To take the examination of ordered pairs into slightly more detail, suppose that you create two sets, A and B, and you assign them elements as follows:

A = {1, 2, 3, 4} B = {w,x, y, z}

You then examine the correspondence between the two sets and create the following ordered pairs:

(1, w) (1, x) (1, y) (1, z)

(2, w) (2, x) (2, y) (2, z)

(3, w) (3, x) (3, y) (3, z)

(4, w) (4, x) (4, y) (4, z)

To create these pairs, you begin with the first element from set A and pair it with the first element of set B. You then again draw on the first element of set A and go to the second element of set B. You continue this way until you have paired the first element of set A with all the elements of set B. You then use the second element of set A and proceed as before, pairing it with each element of set B. You continue this activity until you have created all possible ordered pairs that can pertain between sets A and B.

This correspondence of elements in the two sets is known as the Cartesian product of the two sets. You represent a Cartesian product as A × B. The × in this case represents the exploration of the way the elements of the two sets relate to each other. The result of the exploration is called the product of the two sets.

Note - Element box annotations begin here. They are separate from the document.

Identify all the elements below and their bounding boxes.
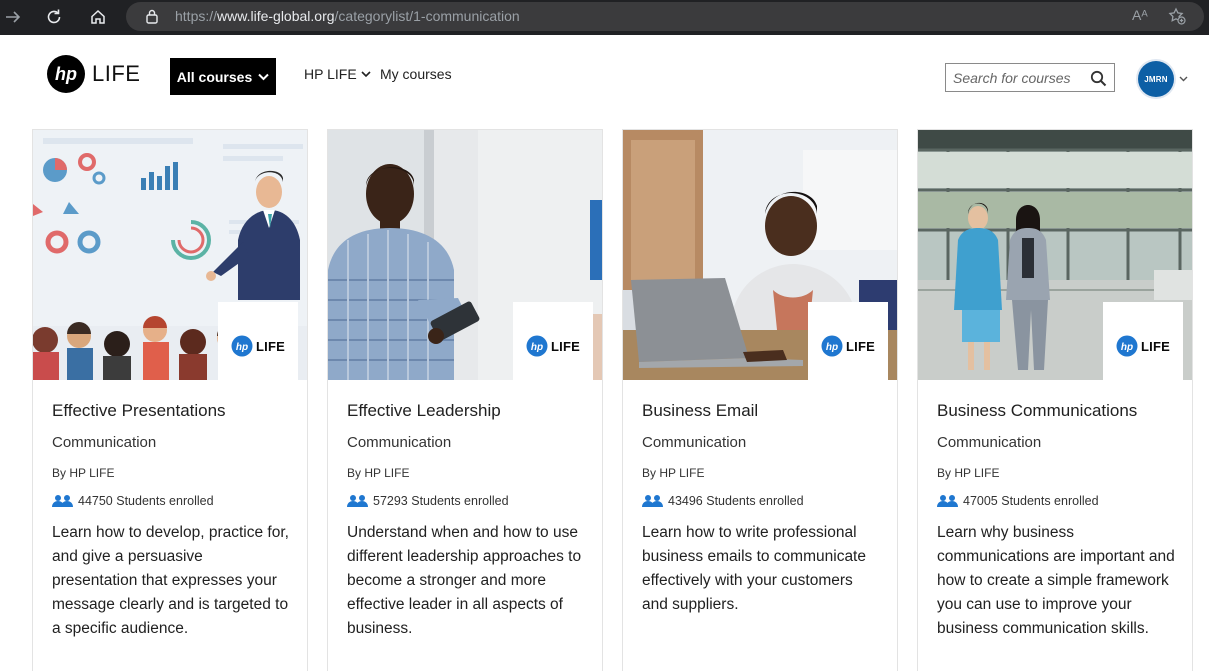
course-author: By HP LIFE: [347, 466, 410, 480]
course-card[interactable]: hp LIFE Effective Presentations Communic…: [32, 129, 308, 671]
hp-logo-icon[interactable]: hp: [46, 54, 86, 94]
course-title[interactable]: Business Email: [642, 400, 882, 422]
address-bar[interactable]: https://www.life-global.org/categorylist…: [126, 2, 1204, 31]
site-header: hp LIFE All courses HP LIFE My courses J…: [0, 35, 1209, 119]
nav-hplife-label: HP LIFE: [304, 66, 357, 82]
svg-text:hp: hp: [55, 64, 77, 84]
course-description: Understand when and how to use different…: [347, 524, 582, 637]
course-description: Learn how to develop, practice for, and …: [52, 524, 289, 637]
hp-logo-icon: hp: [1116, 335, 1138, 357]
search-icon[interactable]: [1090, 70, 1107, 87]
badge-label: LIFE: [551, 338, 580, 354]
hp-life-badge: hp LIFE: [1103, 302, 1183, 390]
course-description: Learn how to write professional business…: [642, 524, 866, 613]
search-box: [945, 63, 1115, 92]
reload-button[interactable]: [41, 5, 67, 29]
nav-hplife-menu[interactable]: HP LIFE: [304, 66, 371, 82]
nav-my-courses-link[interactable]: My courses: [380, 66, 452, 82]
hp-logo-icon: hp: [821, 335, 843, 357]
user-avatar[interactable]: JMRN: [1138, 61, 1174, 97]
browser-toolbar: https://www.life-global.org/categorylist…: [0, 0, 1209, 35]
svg-text:hp: hp: [826, 342, 838, 353]
course-category: Communication: [937, 434, 1042, 451]
home-button[interactable]: [85, 5, 111, 29]
course-title[interactable]: Effective Presentations: [52, 400, 292, 422]
course-category: Communication: [52, 434, 157, 451]
course-students: 43496 Students enrolled: [642, 493, 882, 509]
reload-icon: [47, 9, 61, 24]
add-favorite-icon[interactable]: [1168, 7, 1186, 25]
badge-label: LIFE: [1141, 338, 1170, 354]
course-card[interactable]: hp LIFE Business Email Communication By …: [622, 129, 898, 671]
course-card-body: Business Email Communication By HP LIFE …: [642, 400, 882, 617]
url-path: /categorylist/1-communication: [334, 8, 520, 24]
students-enrolled: 44750 Students enrolled: [78, 494, 214, 508]
course-author: By HP LIFE: [937, 466, 1000, 480]
lock-icon: [146, 9, 158, 24]
svg-text:hp: hp: [1121, 342, 1133, 353]
course-students: 44750 Students enrolled: [52, 493, 292, 509]
course-students: 57293 Students enrolled: [347, 493, 587, 509]
people-icon: [642, 495, 663, 507]
svg-text:hp: hp: [236, 342, 248, 353]
chevron-down-icon: [361, 70, 371, 77]
students-enrolled: 43496 Students enrolled: [668, 494, 804, 508]
read-aloud-icon[interactable]: Aᴬ: [1132, 7, 1148, 23]
course-author: By HP LIFE: [52, 466, 115, 480]
course-card[interactable]: hp LIFE Business Communications Communic…: [917, 129, 1193, 671]
home-icon: [91, 9, 105, 24]
back-button[interactable]: [0, 5, 26, 29]
students-enrolled: 47005 Students enrolled: [963, 494, 1099, 508]
url-prefix: https://: [175, 8, 218, 24]
hp-logo-icon: hp: [526, 335, 548, 357]
people-icon: [52, 495, 73, 507]
course-card-body: Effective Leadership Communication By HP…: [347, 400, 587, 641]
brand-text[interactable]: LIFE: [92, 61, 140, 87]
hp-logo-icon: hp: [231, 335, 253, 357]
people-icon: [937, 495, 958, 507]
hp-life-badge: hp LIFE: [513, 302, 593, 390]
chevron-down-icon: [258, 73, 269, 80]
hp-life-badge: hp LIFE: [218, 302, 298, 390]
course-students: 47005 Students enrolled: [937, 493, 1177, 509]
course-card-body: Effective Presentations Communication By…: [52, 400, 292, 641]
course-card-body: Business Communications Communication By…: [937, 400, 1177, 641]
chevron-down-icon[interactable]: [1179, 76, 1188, 82]
search-input[interactable]: [953, 69, 1088, 87]
course-author: By HP LIFE: [642, 466, 705, 480]
course-title[interactable]: Business Communications: [937, 400, 1177, 422]
people-icon: [347, 495, 368, 507]
course-description: Learn why business communications are im…: [937, 524, 1175, 637]
all-courses-label: All courses: [176, 68, 253, 85]
url-domain: www.life-global.org: [217, 8, 335, 24]
course-title[interactable]: Effective Leadership: [347, 400, 587, 422]
badge-label: LIFE: [256, 338, 285, 354]
all-courses-button[interactable]: All courses: [170, 58, 276, 95]
arrow-right-icon: [6, 11, 21, 23]
url-text: https://www.life-global.org/categorylist…: [175, 8, 520, 24]
svg-text:hp: hp: [531, 342, 543, 353]
course-card[interactable]: hp LIFE Effective Leadership Communicati…: [327, 129, 603, 671]
course-category: Communication: [642, 434, 747, 451]
course-category: Communication: [347, 434, 452, 451]
badge-label: LIFE: [846, 338, 875, 354]
students-enrolled: 57293 Students enrolled: [373, 494, 509, 508]
hp-life-badge: hp LIFE: [808, 302, 888, 390]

When you proceed in this manner, you begin with a specific pattern of creating a correspondence—or product. At the same time, after you have created the Cartesian product, you can continue on to discover certain subsets. For example, consider the subset of all ordered pairs that contain 1 as a first element. On the other hand, as Figure 4.7 illustrates, you might also describe a subset that consists of the pairs with y as a second element.